В Мальте нам не разрешили съехать на берег - карантин; и в Сардинии не разрешили, и в Алжире, Африка, и в Малаге, Испания, и в Кадисе, ила островах Мадейра. Тогда мы обиделись на всех чужестранцев, показали им спину и отправились домой. На Бермудах мы остановились, очевидно, только потому, что они были указаны в проспекте. Нам уже не было дела ни до каких новых мест. Мы всей душой стремились домой. Тоска по родине водворилась на корабле - ею заразились все без исключения. Знай нью-йоркские власти, какие размеры приняла у нас эта эпидемия, они бы непременно задержали нас здесь в карантине.

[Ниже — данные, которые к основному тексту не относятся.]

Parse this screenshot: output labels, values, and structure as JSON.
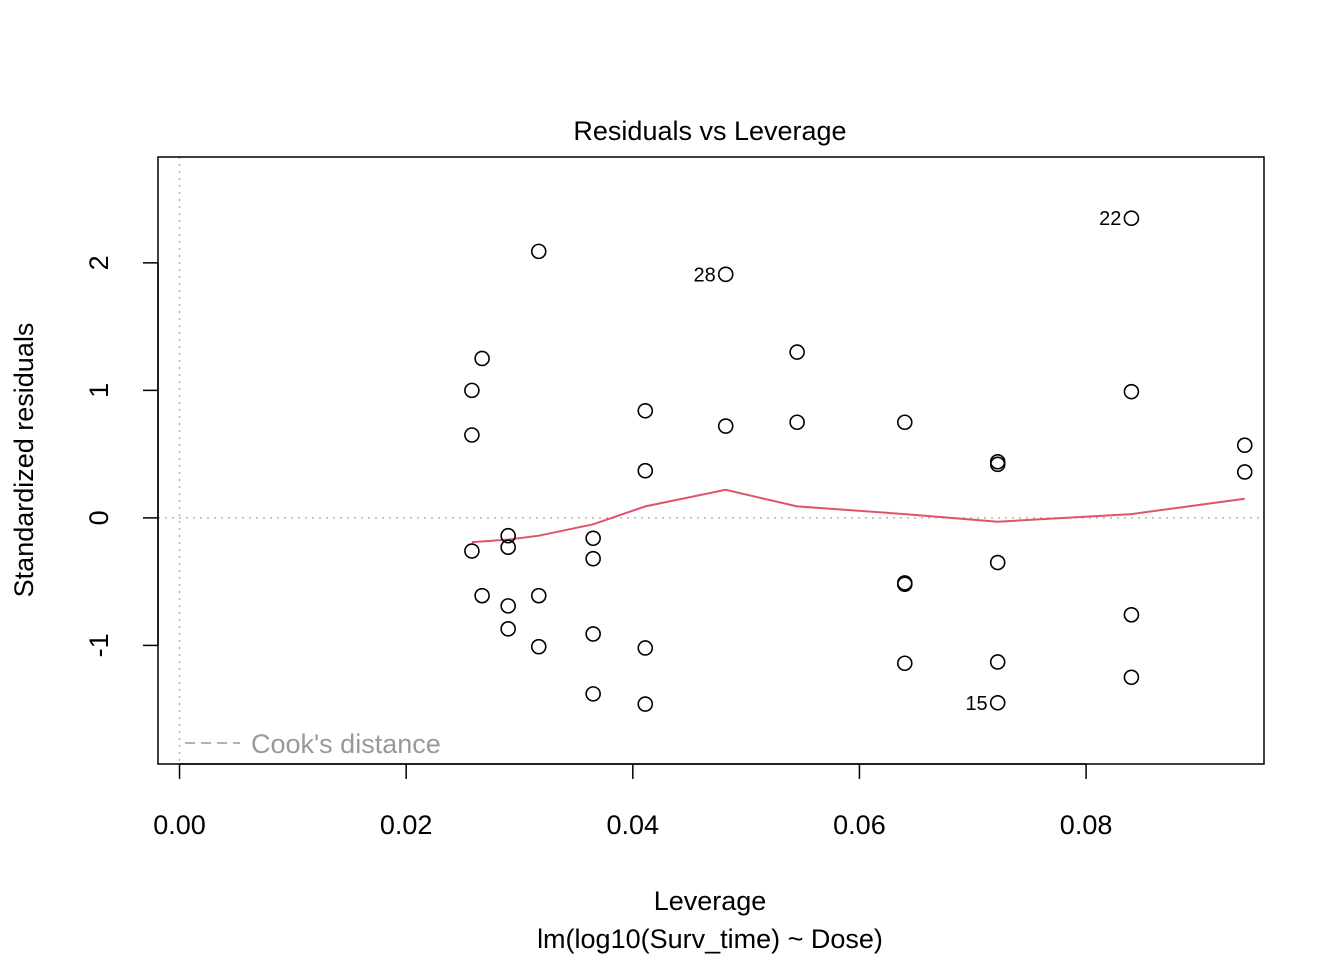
{
  "chart_data": {
    "type": "scatter",
    "title": "Residuals vs Leverage",
    "xlabel": "Leverage",
    "subtitle": "lm(log10(Surv_time) ~ Dose)",
    "ylabel": "Standardized residuals",
    "xlim": [
      -0.0019,
      0.0957
    ],
    "ylim": [
      -1.93,
      2.83
    ],
    "x_ticks": [
      0.0,
      0.02,
      0.04,
      0.06,
      0.08
    ],
    "x_tick_labels": [
      "0.00",
      "0.02",
      "0.04",
      "0.06",
      "0.08"
    ],
    "y_ticks": [
      -1,
      0,
      1,
      2
    ],
    "y_tick_labels": [
      "-1",
      "0",
      "1",
      "2"
    ],
    "grid": false,
    "reference_lines": {
      "x": 0,
      "y": 0,
      "style": "dotted",
      "color": "#b3b3b3"
    },
    "points": [
      {
        "x": 0.0258,
        "y": 1.0
      },
      {
        "x": 0.0258,
        "y": 0.65
      },
      {
        "x": 0.0258,
        "y": -0.26
      },
      {
        "x": 0.0267,
        "y": 1.25
      },
      {
        "x": 0.0267,
        "y": -0.61
      },
      {
        "x": 0.029,
        "y": -0.14
      },
      {
        "x": 0.029,
        "y": -0.23
      },
      {
        "x": 0.029,
        "y": -0.69
      },
      {
        "x": 0.029,
        "y": -0.87
      },
      {
        "x": 0.0317,
        "y": 2.09
      },
      {
        "x": 0.0317,
        "y": -0.61
      },
      {
        "x": 0.0317,
        "y": -1.01
      },
      {
        "x": 0.0365,
        "y": -0.16
      },
      {
        "x": 0.0365,
        "y": -0.32
      },
      {
        "x": 0.0365,
        "y": -0.91
      },
      {
        "x": 0.0365,
        "y": -1.38
      },
      {
        "x": 0.0411,
        "y": 0.84
      },
      {
        "x": 0.0411,
        "y": 0.37
      },
      {
        "x": 0.0411,
        "y": -1.02
      },
      {
        "x": 0.0411,
        "y": -1.46
      },
      {
        "x": 0.0482,
        "y": 1.91,
        "label": "28"
      },
      {
        "x": 0.0482,
        "y": 0.72
      },
      {
        "x": 0.0545,
        "y": 1.3
      },
      {
        "x": 0.0545,
        "y": 0.75
      },
      {
        "x": 0.064,
        "y": 0.75
      },
      {
        "x": 0.064,
        "y": -0.51
      },
      {
        "x": 0.064,
        "y": -0.52
      },
      {
        "x": 0.064,
        "y": -1.14
      },
      {
        "x": 0.0722,
        "y": 0.44
      },
      {
        "x": 0.0722,
        "y": 0.42
      },
      {
        "x": 0.0722,
        "y": -0.35
      },
      {
        "x": 0.0722,
        "y": -1.13
      },
      {
        "x": 0.0722,
        "y": -1.45,
        "label": "15"
      },
      {
        "x": 0.084,
        "y": 2.35,
        "label": "22"
      },
      {
        "x": 0.084,
        "y": 0.99
      },
      {
        "x": 0.084,
        "y": -0.76
      },
      {
        "x": 0.084,
        "y": -1.25
      },
      {
        "x": 0.094,
        "y": 0.57
      },
      {
        "x": 0.094,
        "y": 0.36
      }
    ],
    "smoother": {
      "color": "#DF536B",
      "x": [
        0.0258,
        0.029,
        0.0317,
        0.0365,
        0.0411,
        0.0482,
        0.0545,
        0.064,
        0.0722,
        0.084,
        0.094
      ],
      "y": [
        -0.19,
        -0.17,
        -0.14,
        -0.05,
        0.09,
        0.22,
        0.09,
        0.03,
        -0.03,
        0.03,
        0.15
      ]
    },
    "legend": {
      "position": "bottom-left",
      "entries": [
        {
          "label": "Cook's distance",
          "style": "dashed",
          "color": "#999999"
        }
      ]
    }
  }
}
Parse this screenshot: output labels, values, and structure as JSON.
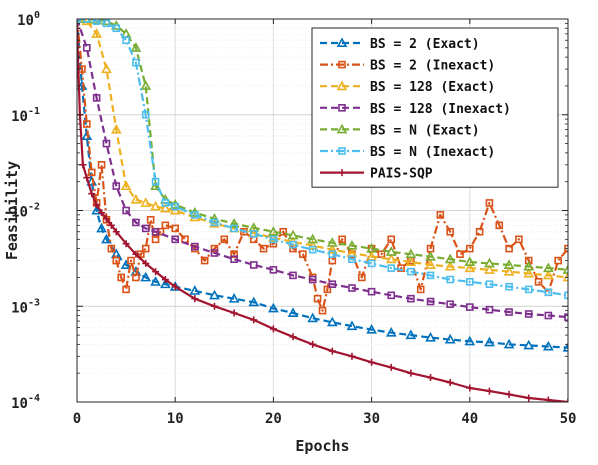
{
  "chart_data": {
    "type": "line",
    "xlabel": "Epochs",
    "ylabel": "Feasibility",
    "xlim": [
      0,
      50
    ],
    "ylim": [
      0.0001,
      1
    ],
    "yscale": "log",
    "x_ticks": [
      "0",
      "10",
      "20",
      "30",
      "40",
      "50"
    ],
    "y_ticks": [
      {
        "base": "10",
        "exp": "0"
      },
      {
        "base": "10",
        "exp": "-1"
      },
      {
        "base": "10",
        "exp": "-2"
      },
      {
        "base": "10",
        "exp": "-3"
      },
      {
        "base": "10",
        "exp": "-4"
      }
    ],
    "grid": true,
    "legend_position": "top-right",
    "series": [
      {
        "name": "BS = 2 (Exact)",
        "color": "#0072BD",
        "dash": "dashed",
        "marker": "triangle",
        "x": [
          0,
          0.5,
          1,
          1.5,
          2,
          2.5,
          3,
          4,
          5,
          6,
          7,
          8,
          9,
          10,
          12,
          14,
          16,
          18,
          20,
          22,
          24,
          26,
          28,
          30,
          32,
          34,
          36,
          38,
          40,
          42,
          44,
          46,
          48,
          50
        ],
        "y": [
          1,
          0.2,
          0.06,
          0.02,
          0.01,
          0.0065,
          0.005,
          0.0035,
          0.0027,
          0.0023,
          0.002,
          0.0018,
          0.0017,
          0.0016,
          0.00145,
          0.0013,
          0.0012,
          0.0011,
          0.00095,
          0.00085,
          0.00075,
          0.00068,
          0.00062,
          0.00057,
          0.00053,
          0.0005,
          0.00047,
          0.00045,
          0.00043,
          0.00042,
          0.0004,
          0.00039,
          0.00038,
          0.00037
        ]
      },
      {
        "name": "BS = 2 (Inexact)",
        "color": "#D95319",
        "dash": "dashdot",
        "marker": "square",
        "x": [
          0,
          0.5,
          1,
          1.5,
          2,
          2.5,
          3,
          3.5,
          4,
          4.5,
          5,
          5.5,
          6,
          6.5,
          7,
          7.5,
          8,
          8.5,
          9,
          10,
          11,
          12,
          13,
          14,
          15,
          16,
          17,
          18,
          19,
          20,
          21,
          22,
          23,
          24,
          24.5,
          25,
          25.5,
          26,
          27,
          28,
          29,
          30,
          31,
          32,
          33,
          34,
          35,
          36,
          37,
          38,
          39,
          40,
          41,
          42,
          43,
          44,
          45,
          46,
          47,
          48,
          49,
          50
        ],
        "y": [
          1,
          0.3,
          0.08,
          0.025,
          0.012,
          0.03,
          0.008,
          0.004,
          0.003,
          0.002,
          0.0015,
          0.003,
          0.002,
          0.0035,
          0.004,
          0.008,
          0.005,
          0.006,
          0.007,
          0.0065,
          0.005,
          0.004,
          0.003,
          0.004,
          0.005,
          0.0035,
          0.006,
          0.005,
          0.004,
          0.0045,
          0.006,
          0.004,
          0.0035,
          0.002,
          0.0012,
          0.0009,
          0.0015,
          0.003,
          0.005,
          0.0035,
          0.002,
          0.004,
          0.0035,
          0.005,
          0.0025,
          0.003,
          0.0015,
          0.004,
          0.009,
          0.006,
          0.0035,
          0.004,
          0.006,
          0.012,
          0.007,
          0.004,
          0.005,
          0.003,
          0.0018,
          0.0014,
          0.003,
          0.004
        ]
      },
      {
        "name": "BS = 128 (Exact)",
        "color": "#EDB120",
        "dash": "dashed",
        "marker": "triangle",
        "x": [
          0,
          1,
          2,
          3,
          4,
          5,
          6,
          7,
          8,
          9,
          10,
          12,
          14,
          16,
          18,
          20,
          22,
          24,
          26,
          28,
          30,
          32,
          34,
          36,
          38,
          40,
          42,
          44,
          46,
          48,
          50
        ],
        "y": [
          1,
          0.95,
          0.7,
          0.3,
          0.07,
          0.018,
          0.013,
          0.012,
          0.011,
          0.0105,
          0.01,
          0.0085,
          0.0073,
          0.0065,
          0.0058,
          0.0052,
          0.0047,
          0.0043,
          0.0039,
          0.0036,
          0.0033,
          0.0031,
          0.0029,
          0.0027,
          0.0026,
          0.0025,
          0.0024,
          0.0023,
          0.0022,
          0.0021,
          0.002
        ]
      },
      {
        "name": "BS = 128 (Inexact)",
        "color": "#7E2F8E",
        "dash": "dashed",
        "marker": "square",
        "x": [
          0,
          1,
          2,
          3,
          4,
          5,
          6,
          7,
          8,
          10,
          12,
          14,
          16,
          18,
          20,
          22,
          24,
          26,
          28,
          30,
          32,
          34,
          36,
          38,
          40,
          42,
          44,
          46,
          48,
          50
        ],
        "y": [
          1,
          0.5,
          0.15,
          0.05,
          0.018,
          0.01,
          0.0075,
          0.0065,
          0.006,
          0.005,
          0.0042,
          0.0036,
          0.0031,
          0.0027,
          0.0024,
          0.0021,
          0.0019,
          0.0017,
          0.00155,
          0.00142,
          0.0013,
          0.0012,
          0.00112,
          0.00105,
          0.00098,
          0.00092,
          0.00087,
          0.00083,
          0.0008,
          0.00077
        ]
      },
      {
        "name": "BS = N (Exact)",
        "color": "#77AC30",
        "dash": "dashed",
        "marker": "triangle",
        "x": [
          0,
          1,
          2,
          3,
          4,
          5,
          6,
          7,
          8,
          9,
          10,
          12,
          14,
          16,
          18,
          20,
          22,
          24,
          26,
          28,
          30,
          32,
          34,
          36,
          38,
          40,
          42,
          44,
          46,
          48,
          50
        ],
        "y": [
          1,
          1,
          0.98,
          0.95,
          0.85,
          0.7,
          0.5,
          0.2,
          0.018,
          0.013,
          0.0115,
          0.0095,
          0.0082,
          0.0073,
          0.0066,
          0.006,
          0.0055,
          0.005,
          0.0046,
          0.0043,
          0.004,
          0.0037,
          0.0035,
          0.0033,
          0.0031,
          0.0029,
          0.0028,
          0.0027,
          0.0026,
          0.0025,
          0.0024
        ]
      },
      {
        "name": "BS = N (Inexact)",
        "color": "#4DBEEE",
        "dash": "dashdot",
        "marker": "square",
        "x": [
          0,
          1,
          2,
          3,
          4,
          5,
          6,
          7,
          8,
          9,
          10,
          12,
          14,
          16,
          18,
          20,
          22,
          24,
          26,
          28,
          30,
          32,
          34,
          36,
          38,
          40,
          42,
          44,
          46,
          48,
          50
        ],
        "y": [
          1,
          1,
          0.95,
          0.9,
          0.8,
          0.6,
          0.35,
          0.1,
          0.02,
          0.012,
          0.011,
          0.009,
          0.0075,
          0.0065,
          0.0057,
          0.005,
          0.0044,
          0.0039,
          0.0035,
          0.0031,
          0.0028,
          0.0025,
          0.0023,
          0.0021,
          0.0019,
          0.0018,
          0.0017,
          0.0016,
          0.0015,
          0.0014,
          0.0013
        ]
      },
      {
        "name": "PAIS-SQP",
        "color": "#A2142F",
        "dash": "solid",
        "marker": "plus",
        "x": [
          0,
          0.3,
          0.6,
          1,
          1.5,
          2,
          2.5,
          3,
          3.5,
          4,
          5,
          6,
          7,
          8,
          9,
          10,
          12,
          14,
          16,
          18,
          20,
          22,
          24,
          26,
          28,
          30,
          32,
          34,
          36,
          38,
          40,
          42,
          44,
          46,
          48,
          50
        ],
        "y": [
          0.8,
          0.1,
          0.03,
          0.022,
          0.015,
          0.0115,
          0.0095,
          0.0082,
          0.007,
          0.006,
          0.0045,
          0.0035,
          0.0028,
          0.0023,
          0.0019,
          0.0016,
          0.0012,
          0.001,
          0.00085,
          0.00072,
          0.00058,
          0.00048,
          0.0004,
          0.00034,
          0.0003,
          0.00026,
          0.00023,
          0.0002,
          0.00018,
          0.00016,
          0.00014,
          0.00013,
          0.00012,
          0.00011,
          0.000105,
          0.0001
        ]
      }
    ]
  }
}
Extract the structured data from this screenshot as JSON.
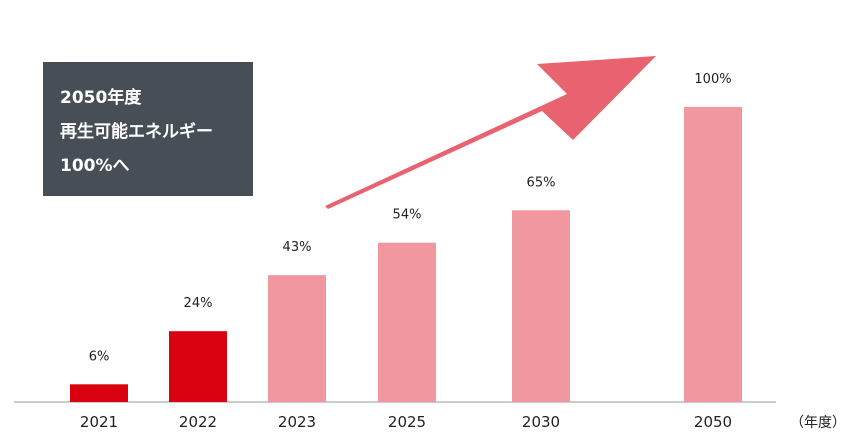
{
  "callout": {
    "lines": [
      "2050年度",
      "再生可能エネルギー",
      "100%へ"
    ]
  },
  "x_unit": "（年度）",
  "colors": {
    "actual": "#d9000f",
    "projected": "#f0979f",
    "arrow": "#e8636f",
    "callout_bg": "#474e56",
    "axis": "#999999"
  },
  "chart_data": {
    "type": "bar",
    "categories": [
      "2021",
      "2022",
      "2023",
      "2025",
      "2030",
      "2050"
    ],
    "values": [
      6,
      24,
      43,
      54,
      65,
      100
    ],
    "labels": [
      "6%",
      "24%",
      "43%",
      "54%",
      "65%",
      "100%"
    ],
    "status": [
      "actual",
      "actual",
      "projected",
      "projected",
      "projected",
      "projected"
    ],
    "ylim": [
      0,
      100
    ],
    "title": "",
    "xlabel": "（年度）",
    "ylabel": "",
    "grid": false,
    "legend": "none"
  }
}
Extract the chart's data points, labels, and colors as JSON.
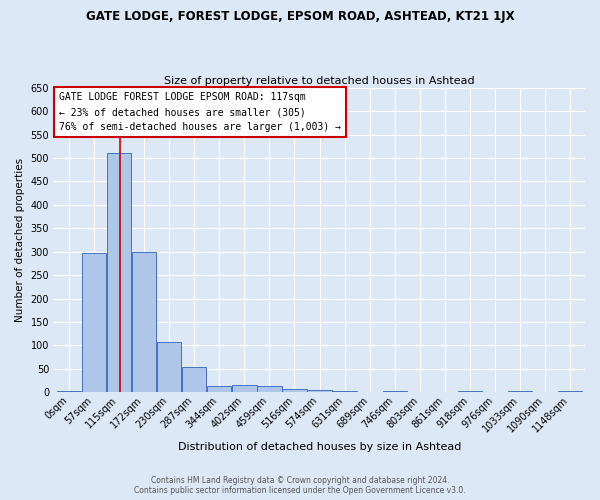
{
  "title": "GATE LODGE, FOREST LODGE, EPSOM ROAD, ASHTEAD, KT21 1JX",
  "subtitle": "Size of property relative to detached houses in Ashtead",
  "xlabel": "Distribution of detached houses by size in Ashtead",
  "ylabel": "Number of detached properties",
  "bar_labels": [
    "0sqm",
    "57sqm",
    "115sqm",
    "172sqm",
    "230sqm",
    "287sqm",
    "344sqm",
    "402sqm",
    "459sqm",
    "516sqm",
    "574sqm",
    "631sqm",
    "689sqm",
    "746sqm",
    "803sqm",
    "861sqm",
    "918sqm",
    "976sqm",
    "1033sqm",
    "1090sqm",
    "1148sqm"
  ],
  "bar_values": [
    3,
    298,
    510,
    300,
    108,
    53,
    13,
    15,
    13,
    8,
    5,
    3,
    0,
    3,
    0,
    0,
    3,
    0,
    3,
    0,
    3
  ],
  "bar_color": "#aec6e8",
  "bar_edge_color": "#4472c4",
  "background_color": "#dce8f5",
  "grid_color": "#ffffff",
  "property_line_x": 2.03,
  "annotation_text": "GATE LODGE FOREST LODGE EPSOM ROAD: 117sqm\n← 23% of detached houses are smaller (305)\n76% of semi-detached houses are larger (1,003) →",
  "annotation_box_color": "#ffffff",
  "annotation_box_edge_color": "#cc0000",
  "vline_color": "#cc0000",
  "footer_line1": "Contains HM Land Registry data © Crown copyright and database right 2024.",
  "footer_line2": "Contains public sector information licensed under the Open Government Licence v3.0.",
  "ylim": [
    0,
    650
  ],
  "yticks": [
    0,
    50,
    100,
    150,
    200,
    250,
    300,
    350,
    400,
    450,
    500,
    550,
    600,
    650
  ]
}
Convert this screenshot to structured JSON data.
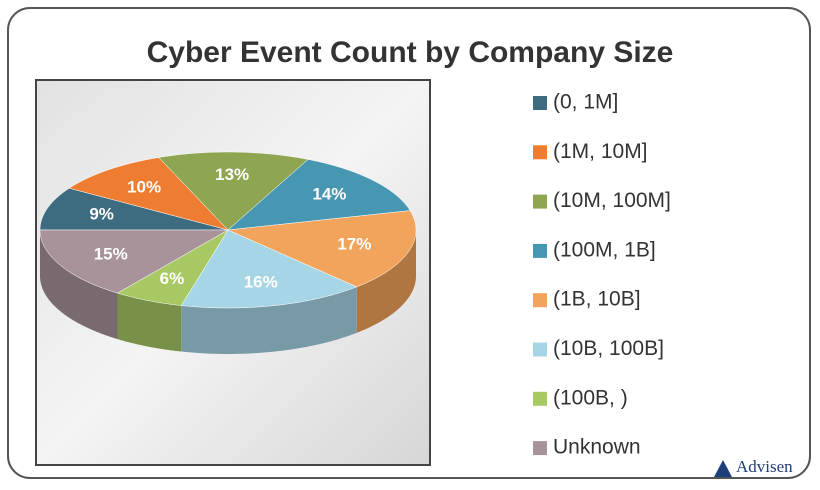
{
  "chart_data": {
    "type": "pie3d",
    "title": "Cyber Event Count by Company Size",
    "categories": [
      "(0, 1M]",
      "(1M, 10M]",
      "(10M, 100M]",
      "(100M, 1B]",
      "(1B, 10B]",
      "(10B, 100B]",
      "(100B, )",
      "Unknown"
    ],
    "values": [
      9,
      10,
      13,
      14,
      17,
      16,
      6,
      15
    ],
    "value_labels": [
      "9%",
      "10%",
      "13%",
      "14%",
      "17%",
      "16%",
      "6%",
      "15%"
    ],
    "colors": [
      "#3d6b80",
      "#ee7d31",
      "#8ea651",
      "#4797b3",
      "#f3a45c",
      "#a6d6e6",
      "#a8c864",
      "#a8939a"
    ],
    "legend": "right"
  },
  "logo": "Advisen"
}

Великое паломничество окончено. Распростимся с ним и сохраним по нем добрую память, говорю я от всего сердца. Я не помню зла, не поминаю лихом никого из моих спутников, будь то пассажиры или капитаны. То, что мне было отнюдь не по душе вчера, очень даже по душе мне сегодня, когда я уже дома, и отныне всякий раз, как мне придет охота подшучивать над нашей братией, в шутках моих уже не будет яду. Путешествие дало нам все, что было обещано в проспекте, и все мы безусловно должны быть удовлетворены тем, как было поставлено дело. До свиданья!
Марк Твен.
По-моему, это очень лестный отзыв. Разве не так? И однако от наших хаджи я не дождался ни слова благодарности; напротив, я ведь не шучу, когда говорю, что многие даже выразили протест против моей статьи. Стараясь угодить им, я целых два часа гнул спину над этим очерком - и все зря. Никогда больше я не стану утруждать себя великодушными поступками.